Il governo Meloni e il paradosso del consenso
L’esecutivo mostra ormai evidenti segnali di difficoltà, che tuttavia non mettono in discussione il primato del centrodestra e del suo maggiore partito


A scorrere i sondaggi più recenti, ci si imbatte in un evidente paradosso. Il paradosso di un governo per il quale si registrano ormai evidenti segnali di difficoltà, nel rapporto con il Paese. Che tuttavia non mettono in discussione il primato del centrodestra e del suo maggiore partito.
Per certi versi, si tratta di una dinamica fisiologica. Il potere logora. Sì, anche chi ce l’ha. Basti pensare che, negli ultimi trent’anni, chi era al governo ha puntualmente perso le elezioni. Girata la boa di metà legislatura, la fase della cosiddetta luna di miele si è esaurita. Per il governo Meloni, peraltro, è stata particolarmente lunga.
Per oltre un anno dall’insediamento, gli indici di apprezzamento si sono mantenuti prossimi al 50%. Poi è iniziata la discesa, molto ripida negli ultimi mesi. Dallo scorso autunno, secondo l’Atlante politico di Demos, il gradimento dell’esecutivo è sceso dal 43 al 35%. Misure analoghe le registra Ipsos.
Potremmo persino parlare di crisi, di fronte a dati di questo tipo.
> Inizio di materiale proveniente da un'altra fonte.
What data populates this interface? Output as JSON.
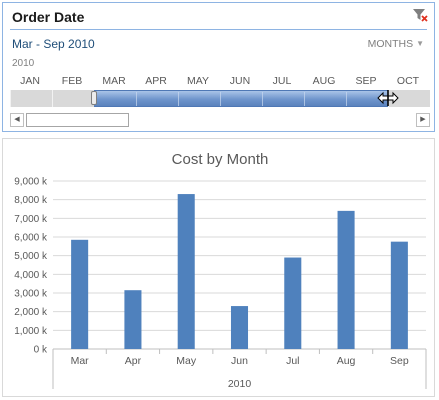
{
  "timeline": {
    "title": "Order Date",
    "range_label": "Mar - Sep 2010",
    "time_level": "MONTHS",
    "year_label": "2010",
    "months": [
      "JAN",
      "FEB",
      "MAR",
      "APR",
      "MAY",
      "JUN",
      "JUL",
      "AUG",
      "SEP",
      "OCT"
    ],
    "selected_from_index": 2,
    "selected_to_index": 8,
    "clear_filter_icon": "clear-filter-icon",
    "colors": {
      "selection": "#6f95cc",
      "title_divider": "#8eb4e3",
      "range_text": "#1f4e79"
    }
  },
  "chart_data": {
    "type": "bar",
    "title": "Cost by Month",
    "categories": [
      "Mar",
      "Apr",
      "May",
      "Jun",
      "Jul",
      "Aug",
      "Sep"
    ],
    "values": [
      5850000,
      3150000,
      8300000,
      2300000,
      4900000,
      7400000,
      5750000
    ],
    "group_label": "2010",
    "yticks": [
      "0 k",
      "1,000 k",
      "2,000 k",
      "3,000 k",
      "4,000 k",
      "5,000 k",
      "6,000 k",
      "7,000 k",
      "8,000 k",
      "9,000 k"
    ],
    "ylim": [
      0,
      9000000
    ],
    "grid": true,
    "legend": "none",
    "bar_color": "#4f81bd"
  }
}
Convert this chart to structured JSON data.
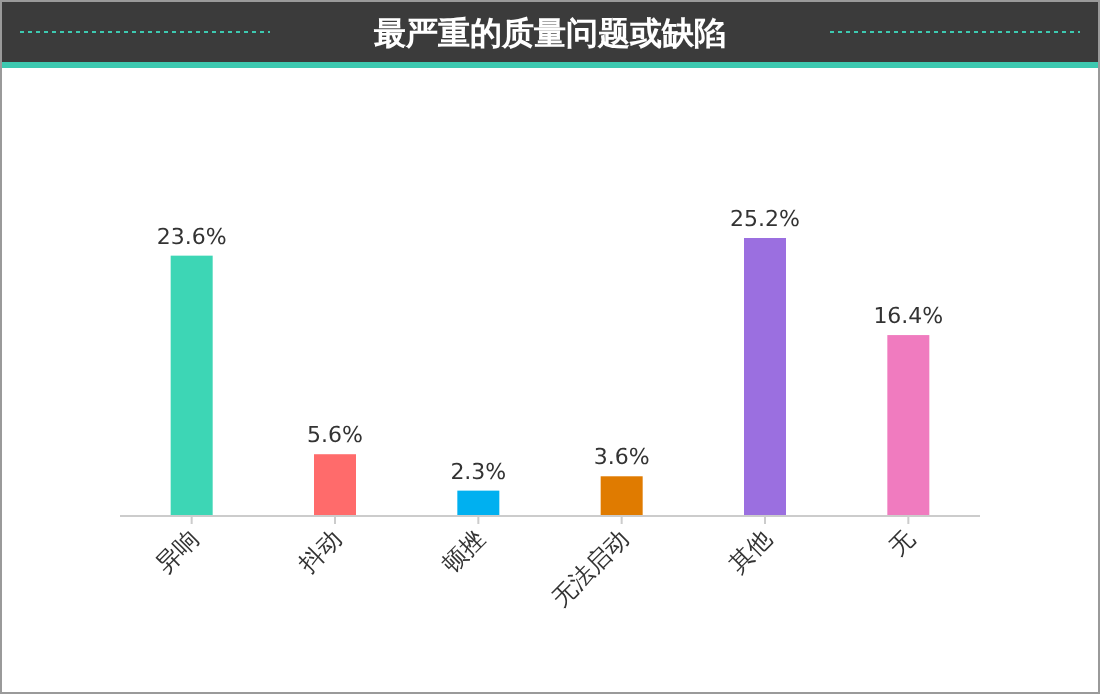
{
  "chart_data": {
    "type": "bar",
    "title": "最严重的质量问题或缺陷",
    "categories": [
      "异响",
      "抖动",
      "顿挫",
      "无法启动",
      "其他",
      "无"
    ],
    "values": [
      23.6,
      5.6,
      2.3,
      3.6,
      25.2,
      16.4
    ],
    "colors": [
      "#3dd6b5",
      "#ff6b6b",
      "#00b0f0",
      "#e07b00",
      "#9b6fe0",
      "#f07bbf"
    ],
    "value_labels": [
      "23.6%",
      "5.6%",
      "2.3%",
      "3.6%",
      "25.2%",
      "16.4%"
    ]
  }
}
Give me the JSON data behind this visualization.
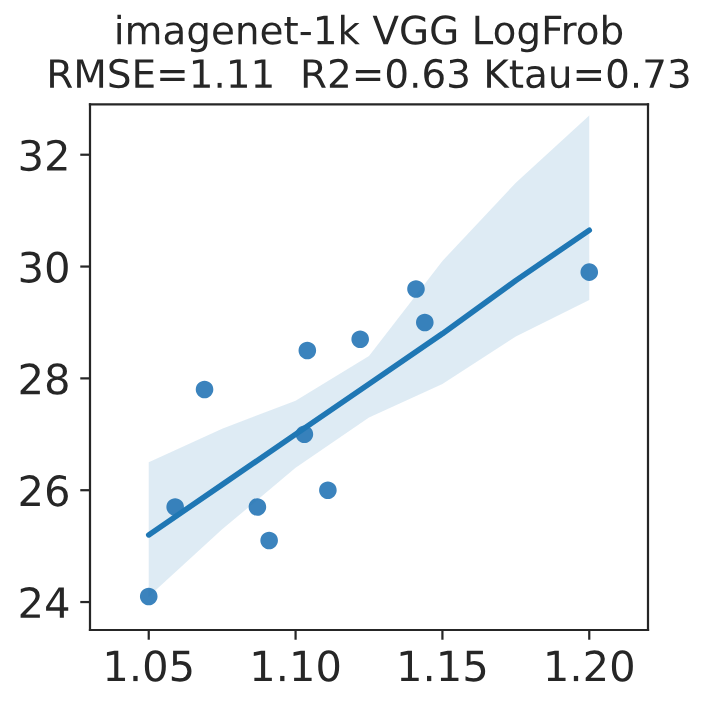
{
  "chart_data": {
    "type": "scatter",
    "title": "imagenet-1k VGG LogFrob\nRMSE=1.11  R2=0.63 Ktau=0.73",
    "x": [
      1.05,
      1.059,
      1.069,
      1.087,
      1.091,
      1.103,
      1.104,
      1.111,
      1.122,
      1.141,
      1.144,
      1.2
    ],
    "series": [
      {
        "color": "#3b83bd",
        "values": [
          24.1,
          25.7,
          27.8,
          25.7,
          25.1,
          27.0,
          28.5,
          26.0,
          28.7,
          29.6,
          29.0,
          29.9
        ]
      },
      {
        "type": "line",
        "marker": "none",
        "color": "#1f77b4",
        "x": [
          1.05,
          1.075,
          1.1,
          1.125,
          1.15,
          1.175,
          1.2
        ],
        "values": [
          25.2,
          26.1,
          27.0,
          27.9,
          28.8,
          29.75,
          30.65
        ],
        "lower": [
          24.1,
          25.3,
          26.4,
          27.3,
          27.9,
          28.75,
          29.4
        ],
        "upper": [
          26.5,
          27.1,
          27.6,
          28.4,
          30.1,
          31.5,
          32.7
        ]
      }
    ],
    "xlim": [
      1.03,
      1.22
    ],
    "ylim": [
      23.5,
      32.9
    ],
    "xticks": [
      {
        "value": 1.05,
        "label": "1.05"
      },
      {
        "value": 1.1,
        "label": "1.10"
      },
      {
        "value": 1.15,
        "label": "1.15"
      },
      {
        "value": 1.2,
        "label": "1.20"
      }
    ],
    "yticks": [
      24,
      26,
      28,
      30,
      32
    ],
    "grid": false,
    "marker": "circle"
  }
}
Se non fosse che, nel frattempo, le stime di voto risultano stabili. Insolitamente stabili, viste le montagne russe cui ci avevano abituato le dinamiche elettorali degli ultimi 10-15 anni. Con partiti protagonisti di improvvise, straordinarie fiammate, seguite da altrettanto rapidi rovesci. Fratelli d’Italia no. La formazione della presidente del Consiglio veleggia ancora intorno al 30%.
Questi dati hanno un’unica possibile interpretazione. Il giudizio sui partiti che si oppongono al governo rimane altrettanto critico. Al punto da non farli sembrare una alternativa credibile. È vero che, sommando tutte le opposizioni – ma tutte tutte – si arriva a un peso elettorale paragonabile, se non addirittura superiore, a quello del centrodestra unito. Il quadro, però, non era molto diverso già alle ultime Politiche. La prospettiva dell’unità, al di là degli esperimenti in periferia, rimane un miraggio.
C’è la possibilità di andare a votare prima della scadenza naturale nel 2027? «Io spero di sì e noi saremo pronti», ha dichiarato Elly Schlein nei giorni scorsi. Una leader non può esprimersi diversamente, è ovvio. Ma il quadro è di segno opposto.
Crisi di governo non sembrano alle porte. E le forze di opposizione appaino tutt’altro che pronte. Nuove elezioni, in questo momento, finirebbero così per riprodurre, molto probabilmente, lo scenario esistente.
Nel frattempo, però, si voterà. A ripetizione. E il rilancio dell’opposizione potrebbe passare anche attraverso una “scossa” derivante da consultazioni di diverso livello. Oggi e domani sono chiamati alle urne 117 Comuni. Tra due settimane si terranno i 5 referendum su lavoro e sulla cittadinanza agli stranieri. Il vero appuntamento cruciale, tuttavia, sarà quello d’autunno, quando si voterà in ben sei regioni.
Al netto dei tanti caveat sulle specificità del voto locale, le elezioni regionali forniranno indicazioni aggiornate sulla salute delle opposizioni. Sulla loro capacità di lavorare insieme e delineare un progetto convincente.
L’alternativa è aspettare che il governo Meloni si faccia del male dal solo. Finora, non è bastato.